A zatem dwie litery waw świecą w malchut, w literze zain (malchut zaznacza się literą zain, której wartość liczbowa siedem, dlatego że malchut – siódma sfira, zaczynając od sfiry hesed).

Siódmy dzień odpowiada stanowi gmar tikun (końcowemu naprawieniu), które przychodzi w przyszłości. Ale ono świeci ze swojego stanu, z daleka, również i przez całe 6.000 lat, w ciągu których naprawia się świat. Te 6.000 lat noszą nazwę „sześciu dni stworzenia”, które stworzył Stwórca do pracy.

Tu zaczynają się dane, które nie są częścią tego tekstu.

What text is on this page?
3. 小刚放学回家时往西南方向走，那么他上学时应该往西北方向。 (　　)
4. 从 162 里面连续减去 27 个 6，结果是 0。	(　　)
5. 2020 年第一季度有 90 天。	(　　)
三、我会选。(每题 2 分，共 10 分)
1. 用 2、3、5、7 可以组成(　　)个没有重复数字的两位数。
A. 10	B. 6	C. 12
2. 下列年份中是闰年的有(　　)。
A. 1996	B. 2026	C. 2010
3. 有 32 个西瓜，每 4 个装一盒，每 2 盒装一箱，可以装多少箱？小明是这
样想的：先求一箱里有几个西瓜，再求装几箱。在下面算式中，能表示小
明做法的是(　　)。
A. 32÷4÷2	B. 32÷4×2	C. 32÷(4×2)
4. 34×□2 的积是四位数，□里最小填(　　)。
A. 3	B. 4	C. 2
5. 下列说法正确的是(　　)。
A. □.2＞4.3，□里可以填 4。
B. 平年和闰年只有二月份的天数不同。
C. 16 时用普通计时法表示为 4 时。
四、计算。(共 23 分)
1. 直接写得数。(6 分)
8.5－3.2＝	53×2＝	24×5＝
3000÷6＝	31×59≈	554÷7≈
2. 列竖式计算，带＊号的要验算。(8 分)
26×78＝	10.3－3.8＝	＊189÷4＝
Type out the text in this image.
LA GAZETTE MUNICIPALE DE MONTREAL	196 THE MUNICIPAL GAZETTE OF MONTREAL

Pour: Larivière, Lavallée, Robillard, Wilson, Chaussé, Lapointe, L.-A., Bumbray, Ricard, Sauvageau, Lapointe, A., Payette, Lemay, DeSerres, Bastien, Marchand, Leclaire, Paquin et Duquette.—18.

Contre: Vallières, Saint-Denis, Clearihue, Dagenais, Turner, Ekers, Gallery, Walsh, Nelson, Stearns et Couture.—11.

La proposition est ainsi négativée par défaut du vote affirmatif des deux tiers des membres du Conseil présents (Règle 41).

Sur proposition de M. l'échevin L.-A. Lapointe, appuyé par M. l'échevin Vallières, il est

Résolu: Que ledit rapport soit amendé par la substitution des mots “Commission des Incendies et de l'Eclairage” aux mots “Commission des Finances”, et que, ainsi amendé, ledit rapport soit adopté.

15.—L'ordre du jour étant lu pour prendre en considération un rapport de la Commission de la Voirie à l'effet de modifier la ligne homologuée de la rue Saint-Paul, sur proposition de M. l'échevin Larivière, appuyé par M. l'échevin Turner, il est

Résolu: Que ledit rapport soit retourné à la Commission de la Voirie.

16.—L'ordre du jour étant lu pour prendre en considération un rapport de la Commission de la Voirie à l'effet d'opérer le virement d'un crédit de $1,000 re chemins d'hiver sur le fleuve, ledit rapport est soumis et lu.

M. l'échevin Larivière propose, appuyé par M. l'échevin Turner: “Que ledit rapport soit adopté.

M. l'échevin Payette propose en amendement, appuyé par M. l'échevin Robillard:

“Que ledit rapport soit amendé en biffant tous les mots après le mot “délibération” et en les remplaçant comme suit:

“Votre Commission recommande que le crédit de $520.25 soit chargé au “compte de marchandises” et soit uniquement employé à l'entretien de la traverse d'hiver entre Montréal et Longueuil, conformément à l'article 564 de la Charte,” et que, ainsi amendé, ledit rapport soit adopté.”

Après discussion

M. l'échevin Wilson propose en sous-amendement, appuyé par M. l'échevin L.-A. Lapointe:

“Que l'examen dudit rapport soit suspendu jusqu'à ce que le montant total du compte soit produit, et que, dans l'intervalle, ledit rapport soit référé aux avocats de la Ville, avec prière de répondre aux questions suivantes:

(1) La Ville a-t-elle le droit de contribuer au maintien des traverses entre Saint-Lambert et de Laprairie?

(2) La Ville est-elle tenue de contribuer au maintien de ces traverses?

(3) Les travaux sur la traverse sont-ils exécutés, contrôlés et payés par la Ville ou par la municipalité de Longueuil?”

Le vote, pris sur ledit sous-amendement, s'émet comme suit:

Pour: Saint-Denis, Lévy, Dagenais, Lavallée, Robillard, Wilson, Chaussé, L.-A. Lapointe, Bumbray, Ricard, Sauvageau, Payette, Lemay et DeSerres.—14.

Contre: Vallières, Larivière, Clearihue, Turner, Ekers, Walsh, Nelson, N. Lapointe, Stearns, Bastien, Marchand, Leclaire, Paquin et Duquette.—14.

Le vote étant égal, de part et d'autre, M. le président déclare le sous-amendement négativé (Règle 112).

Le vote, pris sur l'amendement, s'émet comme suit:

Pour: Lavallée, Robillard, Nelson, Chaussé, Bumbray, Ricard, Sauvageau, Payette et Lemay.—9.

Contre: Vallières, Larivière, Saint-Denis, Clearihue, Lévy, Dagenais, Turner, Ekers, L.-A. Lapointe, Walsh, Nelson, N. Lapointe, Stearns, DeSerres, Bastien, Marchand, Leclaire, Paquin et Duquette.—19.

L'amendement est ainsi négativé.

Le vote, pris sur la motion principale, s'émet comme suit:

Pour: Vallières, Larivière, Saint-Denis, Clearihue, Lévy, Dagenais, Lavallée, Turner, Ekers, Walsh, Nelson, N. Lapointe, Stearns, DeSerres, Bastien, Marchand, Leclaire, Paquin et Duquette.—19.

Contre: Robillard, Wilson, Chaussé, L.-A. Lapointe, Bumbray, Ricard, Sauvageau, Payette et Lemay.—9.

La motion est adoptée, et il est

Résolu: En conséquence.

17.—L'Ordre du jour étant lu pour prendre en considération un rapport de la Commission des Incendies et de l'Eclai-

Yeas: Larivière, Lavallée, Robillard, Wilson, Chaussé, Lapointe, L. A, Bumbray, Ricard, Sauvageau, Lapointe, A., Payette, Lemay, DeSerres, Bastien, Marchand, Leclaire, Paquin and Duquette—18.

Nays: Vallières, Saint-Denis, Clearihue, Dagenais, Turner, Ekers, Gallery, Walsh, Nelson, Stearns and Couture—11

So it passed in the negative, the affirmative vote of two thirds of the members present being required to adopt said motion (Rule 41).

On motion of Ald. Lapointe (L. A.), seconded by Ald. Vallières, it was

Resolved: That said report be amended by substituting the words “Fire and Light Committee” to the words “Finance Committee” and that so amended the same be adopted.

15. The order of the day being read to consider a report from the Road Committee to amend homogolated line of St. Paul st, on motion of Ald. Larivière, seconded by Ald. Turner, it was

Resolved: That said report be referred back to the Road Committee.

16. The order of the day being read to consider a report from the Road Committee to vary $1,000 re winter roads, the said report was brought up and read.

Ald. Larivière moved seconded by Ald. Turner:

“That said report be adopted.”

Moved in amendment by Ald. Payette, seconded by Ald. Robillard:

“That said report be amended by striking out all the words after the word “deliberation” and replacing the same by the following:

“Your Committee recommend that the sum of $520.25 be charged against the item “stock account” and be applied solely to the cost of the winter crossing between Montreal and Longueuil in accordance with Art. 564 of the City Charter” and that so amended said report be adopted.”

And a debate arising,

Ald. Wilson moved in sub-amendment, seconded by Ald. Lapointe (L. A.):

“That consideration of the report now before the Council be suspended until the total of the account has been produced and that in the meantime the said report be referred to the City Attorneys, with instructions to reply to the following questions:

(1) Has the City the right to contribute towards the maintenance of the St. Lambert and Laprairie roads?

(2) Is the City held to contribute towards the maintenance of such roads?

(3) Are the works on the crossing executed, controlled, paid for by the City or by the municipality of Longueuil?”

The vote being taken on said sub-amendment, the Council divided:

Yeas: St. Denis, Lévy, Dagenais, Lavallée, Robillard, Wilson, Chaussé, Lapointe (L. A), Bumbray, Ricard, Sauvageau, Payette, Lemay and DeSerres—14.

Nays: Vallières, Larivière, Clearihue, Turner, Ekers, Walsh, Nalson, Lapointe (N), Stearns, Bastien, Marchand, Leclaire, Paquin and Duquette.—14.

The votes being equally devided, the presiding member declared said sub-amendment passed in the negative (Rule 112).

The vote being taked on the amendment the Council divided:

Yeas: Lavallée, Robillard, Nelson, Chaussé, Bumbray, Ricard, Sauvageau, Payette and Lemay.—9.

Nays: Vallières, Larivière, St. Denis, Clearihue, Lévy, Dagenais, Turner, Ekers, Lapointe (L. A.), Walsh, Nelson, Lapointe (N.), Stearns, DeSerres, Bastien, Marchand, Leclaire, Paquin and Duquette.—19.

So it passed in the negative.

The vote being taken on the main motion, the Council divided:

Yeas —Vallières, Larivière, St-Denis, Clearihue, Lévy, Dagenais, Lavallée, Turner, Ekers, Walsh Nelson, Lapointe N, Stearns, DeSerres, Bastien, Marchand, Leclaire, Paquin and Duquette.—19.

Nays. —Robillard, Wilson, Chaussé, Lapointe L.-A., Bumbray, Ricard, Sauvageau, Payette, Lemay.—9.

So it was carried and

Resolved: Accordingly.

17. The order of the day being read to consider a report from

A sobota staje się dniem odpoczynku, jak napisano: „A siódmego dnia On ukończył pracę i odpoczywał.” (Szmot 31:17).

I tak świeci sobota przez wszystkie 6.000 lat, podobnie do czasowego odpoczynku – jak podróżnik, niosący cały tydzień straszny ciężar, zatrzymuje się na odpoczynek na jeden dzień, żeby nabrać nowych sił i kontynuować swoją drogę. Ale po ostatniej sobocie (w gmar tikun) już nie nastąpi dzień powszedni, dlatego że nie ma nic więcej do naprawy i nie ma czego dodać do pracy.